People in the middling or upper levels of society used a toasting fork, sometimes called a toasting iron, which was a long-handled fork, usually between 40 and 60 centimetres in length, that could heat or toast food in front of an open fire. This wrought iron toasting fork held in the Shakespeare Birthplace Trust's collections dates to sometime in the seventeenth century and is 51 centimetres in length. Its fork end consists of three prongs, with the central prong curved to allow slices of bread, cheese or meat, and perhaps even slices of apple, to be toasted together. When the toasting fork was not being used it could be hung up next to the fire by its suspension ring found on the opposite end, on top of the handle.

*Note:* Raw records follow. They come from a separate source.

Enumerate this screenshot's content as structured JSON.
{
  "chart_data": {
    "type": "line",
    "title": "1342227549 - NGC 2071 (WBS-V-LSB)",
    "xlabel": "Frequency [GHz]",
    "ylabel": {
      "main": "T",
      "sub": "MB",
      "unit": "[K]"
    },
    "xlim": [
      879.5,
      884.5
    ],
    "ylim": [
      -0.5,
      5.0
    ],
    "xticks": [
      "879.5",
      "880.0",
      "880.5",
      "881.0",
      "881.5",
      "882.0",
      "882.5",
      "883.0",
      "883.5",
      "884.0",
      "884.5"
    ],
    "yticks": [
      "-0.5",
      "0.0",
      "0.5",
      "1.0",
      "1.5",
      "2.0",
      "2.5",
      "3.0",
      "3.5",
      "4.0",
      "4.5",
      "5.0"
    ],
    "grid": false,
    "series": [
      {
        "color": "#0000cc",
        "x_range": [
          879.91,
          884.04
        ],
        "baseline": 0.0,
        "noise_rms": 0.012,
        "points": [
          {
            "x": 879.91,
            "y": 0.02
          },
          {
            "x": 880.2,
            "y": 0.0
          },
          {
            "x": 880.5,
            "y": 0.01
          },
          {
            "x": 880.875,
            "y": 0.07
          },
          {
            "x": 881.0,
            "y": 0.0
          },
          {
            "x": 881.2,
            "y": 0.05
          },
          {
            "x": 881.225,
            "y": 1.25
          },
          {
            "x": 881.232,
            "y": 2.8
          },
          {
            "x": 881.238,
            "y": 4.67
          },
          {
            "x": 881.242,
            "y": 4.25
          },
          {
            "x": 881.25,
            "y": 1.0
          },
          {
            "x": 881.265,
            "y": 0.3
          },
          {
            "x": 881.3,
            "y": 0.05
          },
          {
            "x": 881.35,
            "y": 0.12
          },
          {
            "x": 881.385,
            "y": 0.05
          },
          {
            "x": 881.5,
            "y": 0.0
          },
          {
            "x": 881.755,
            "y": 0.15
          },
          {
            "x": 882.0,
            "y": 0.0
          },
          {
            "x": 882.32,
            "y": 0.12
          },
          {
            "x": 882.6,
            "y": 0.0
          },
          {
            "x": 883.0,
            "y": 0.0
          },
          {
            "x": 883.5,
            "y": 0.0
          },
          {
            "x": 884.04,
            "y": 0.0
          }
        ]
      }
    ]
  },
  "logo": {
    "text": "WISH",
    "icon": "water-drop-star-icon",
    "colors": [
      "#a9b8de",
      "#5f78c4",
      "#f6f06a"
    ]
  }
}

Although this one in the Shakespeare Birthplace Trust is unadorned, toasting forks could be decorated with precious materials like silver and gilt, engraved designs and inscriptions. A silver-mounted toasting fork held in the Victoria & Albert Museum, incorporates a border of acanthus leaves decorating its shaft, silver eagle heads affixed to the fork end, and an engraved ‘R’ on the handle, thought to be the owner’s initial. An earlier toasting fork, also held in the V&A, includes a dedication from its donor, “Evan Lloyd’s gift from his mother, 1669.”
Shakespeare mentions toasting irons, comparing them to swords:
Put up thy sword betime,
Or I’ll so maul you and your toasting-iron
(King John, 4.3.98-9).
In these lines from King John, ‘the bastard’ Philip Faulconbridge compares the Earl of Salisbury’s sword to a toasting iron, suggesting that his sword is used only for toasting bread and cheese over the fire. Swords and toasting forks are also compared in Henry V, when Nym, a corporal, says, “I dare not fight; but I will wink and hold out mine iron: it is a simple one…it will toast cheese, and it will endure cold as another man's sword will” (2.1.7-9).